CHALLENGES PART 2: OVERVIEW OF WATER QUALITY
The quality of water distributed has become an increasingly serious issue as scientific evidence mounts about the negative impact on both wildlife and humans of pollutants released into the Greater Everglades due to human land use practices. Of all the challenges discussed, these may be the most difficult and costly to meet. The ecology of the Everglades evolved as a nutrient restricted system and can only thrive on very low concentrations of phosphorus and sulfates in its natural water supply.

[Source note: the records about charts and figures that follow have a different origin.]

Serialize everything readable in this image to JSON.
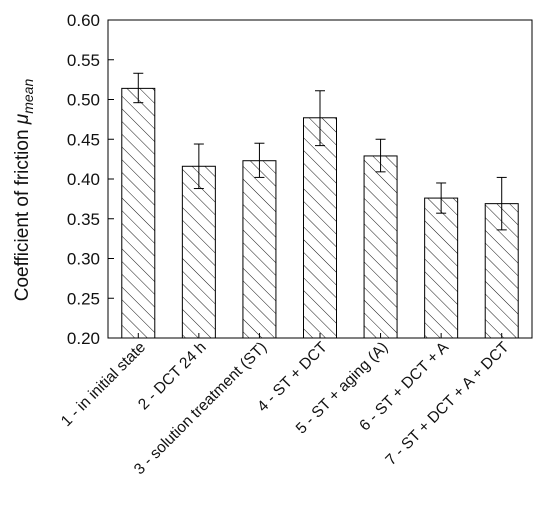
{
  "chart_data": {
    "type": "bar",
    "categories": [
      "1 -  in initial state",
      "2 - DCT 24 h",
      "3 - solution treatment (ST)",
      "4 -  ST + DCT",
      "5 - ST + aging (A)",
      "6 - ST + DCT + A",
      "7 - ST + DCT + A + DCT"
    ],
    "values": [
      0.514,
      0.416,
      0.423,
      0.477,
      0.429,
      0.376,
      0.369
    ],
    "errors": [
      [
        0.496,
        0.533
      ],
      [
        0.388,
        0.444
      ],
      [
        0.402,
        0.445
      ],
      [
        0.442,
        0.511
      ],
      [
        0.409,
        0.45
      ],
      [
        0.357,
        0.395
      ],
      [
        0.336,
        0.402
      ]
    ],
    "title": "",
    "ylabel_main": "Coefficient of friction ",
    "ylabel_symbol": "μ",
    "ylabel_subscript": "mean",
    "xlabel": "",
    "ylim": [
      0.2,
      0.6
    ],
    "yticks": [
      "0.20",
      "0.25",
      "0.30",
      "0.35",
      "0.40",
      "0.45",
      "0.50",
      "0.55",
      "0.60"
    ],
    "grid": false,
    "bar_fill": "hatched",
    "bar_color": "#000000"
  }
}
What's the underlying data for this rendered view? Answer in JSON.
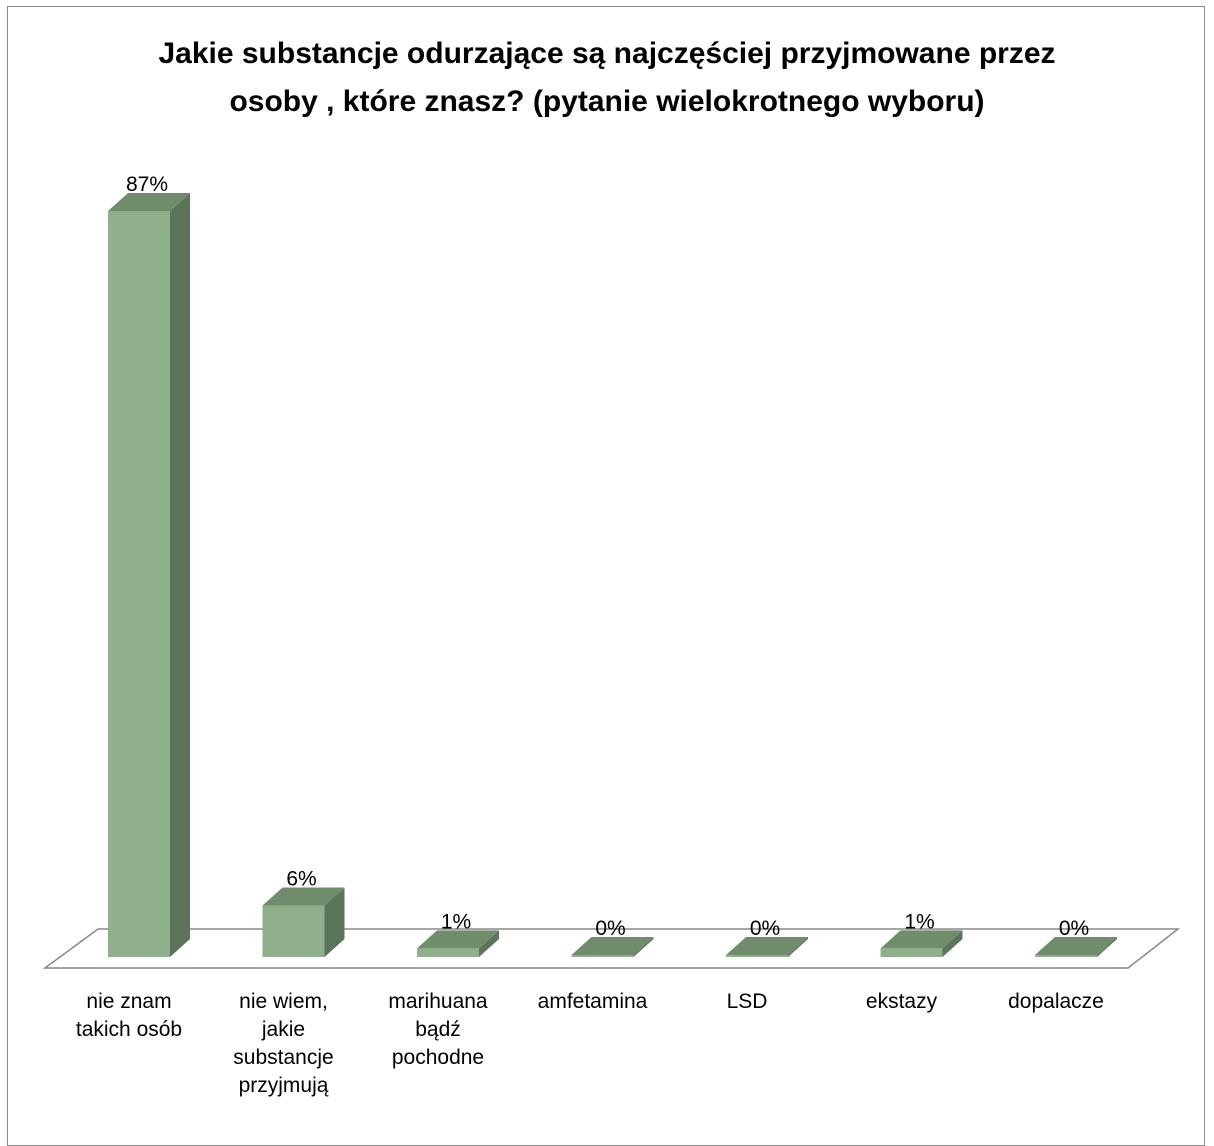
{
  "chart_data": {
    "type": "bar",
    "title_lines": [
      "Jakie substancje odurzające są najczęściej przyjmowane przez",
      "osoby , które znasz? (pytanie wielokrotnego wyboru)"
    ],
    "categories": [
      [
        "nie znam",
        "takich osób"
      ],
      [
        "nie wiem,",
        "jakie",
        "substancje",
        "przyjmują"
      ],
      [
        "marihuana",
        "bądź",
        "pochodne"
      ],
      [
        "amfetamina"
      ],
      [
        "LSD"
      ],
      [
        "ekstazy"
      ],
      [
        "dopalacze"
      ]
    ],
    "values": [
      87,
      6,
      1,
      0,
      0,
      1,
      0
    ],
    "data_labels": [
      "87%",
      "6%",
      "1%",
      "0%",
      "0%",
      "1%",
      "0%"
    ],
    "unit": "%",
    "ylim": [
      0,
      87
    ],
    "grid": false,
    "legend": "none",
    "colors": {
      "bar_front": "#8fb08a",
      "bar_side": "#5c745a",
      "bar_top": "#6f8c6b",
      "floor": "#888888"
    }
  }
}
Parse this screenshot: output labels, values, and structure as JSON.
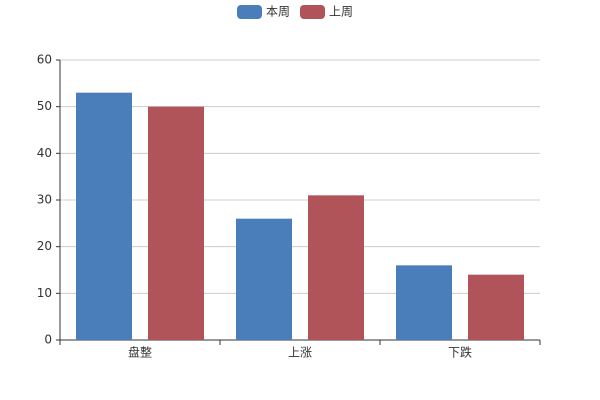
{
  "chart_data": {
    "type": "bar",
    "categories": [
      "盘整",
      "上涨",
      "下跌"
    ],
    "series": [
      {
        "name": "本周",
        "color": "#4a7ebb",
        "values": [
          53,
          26,
          16
        ]
      },
      {
        "name": "上周",
        "color": "#b0545a",
        "values": [
          50,
          31,
          14
        ]
      }
    ],
    "ylim": [
      0,
      60
    ],
    "yticks": [
      0,
      10,
      20,
      30,
      40,
      50,
      60
    ],
    "grid": true,
    "legend": "top"
  }
}
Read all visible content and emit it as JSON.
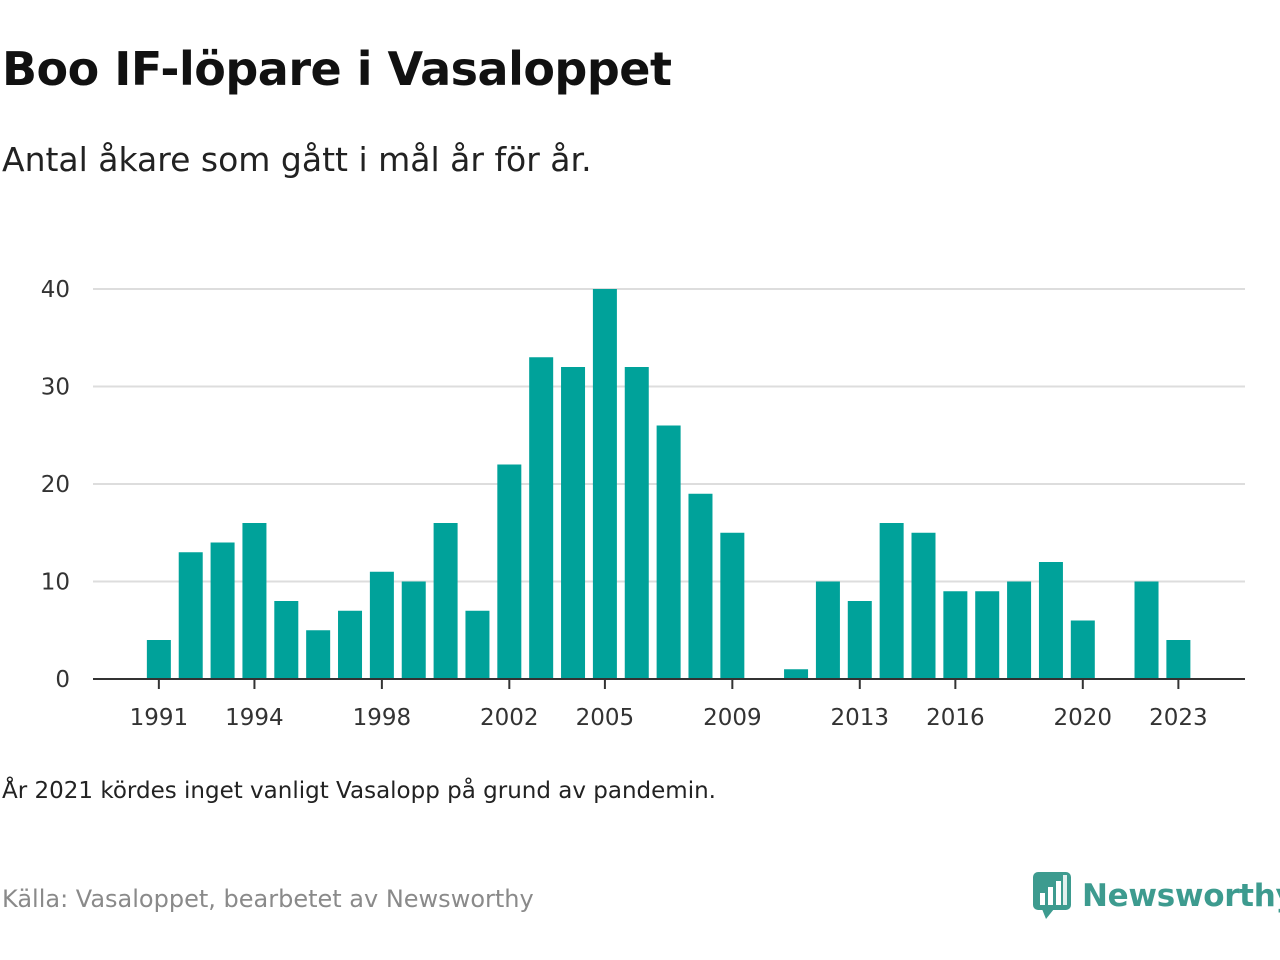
{
  "title": "Boo IF-löpare i Vasaloppet",
  "subtitle": "Antal åkare som gått i mål år för år.",
  "note": "År 2021 kördes inget vanligt Vasalopp på grund av pandemin.",
  "source": "Källa: Vasaloppet, bearbetet av Newsworthy",
  "logo_text": "Newsworthy",
  "colors": {
    "bar": "#00a29a",
    "grid": "#dddddd",
    "axis": "#333333",
    "logo": "#3d9b8f"
  },
  "chart_data": {
    "type": "bar",
    "title": "",
    "xlabel": "",
    "ylabel": "",
    "x": [
      1990,
      1991,
      1992,
      1993,
      1994,
      1995,
      1996,
      1997,
      1998,
      1999,
      2000,
      2001,
      2002,
      2003,
      2004,
      2005,
      2006,
      2007,
      2008,
      2009,
      2010,
      2011,
      2012,
      2013,
      2014,
      2015,
      2016,
      2017,
      2018,
      2019,
      2020,
      2021,
      2022,
      2023
    ],
    "values": [
      null,
      4,
      13,
      14,
      16,
      8,
      5,
      7,
      11,
      10,
      16,
      7,
      22,
      33,
      32,
      40,
      32,
      26,
      19,
      15,
      null,
      1,
      10,
      8,
      16,
      15,
      9,
      9,
      10,
      12,
      6,
      null,
      10,
      4
    ],
    "x_tick_labels": [
      "1991",
      "1994",
      "1998",
      "2002",
      "2005",
      "2009",
      "2013",
      "2016",
      "2020",
      "2023"
    ],
    "y_tick_labels": [
      "0",
      "10",
      "20",
      "30",
      "40"
    ],
    "ylim": [
      0,
      40
    ],
    "grid": true,
    "legend": "none"
  }
}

- Nutrients such as phosphorus released from the agricultural areas near Lake Okeechobee can enter the Everglades National Park far to the south dramatically changing patterns of flora and fauna.
- Sulfur can also pollute the system since even seemingly moderate levels of sulfides are toxic to plants.
Native species such as sawgrass are three times more sensitive to sulfides than are their invasive competitors, cattails, which in some areas have changed the whole character of the ecosystem. [7] - Even more disturbing, sulfates released by canals in the Everglades Agricultural Area can increase the production of Methyl Mercury (See Sulfur and Mercury), which enters the food chain, particularly fish, further to the south and can accumulate to dangerous levels to humans and wildlife, which eat fish.
Mercury contamination led the state of Florida to restrict consumption of nine species of fish in roughly 2 million acres of the Everglades. [8] Of all the challenges discussed, these may be the most difficult and costly to meet.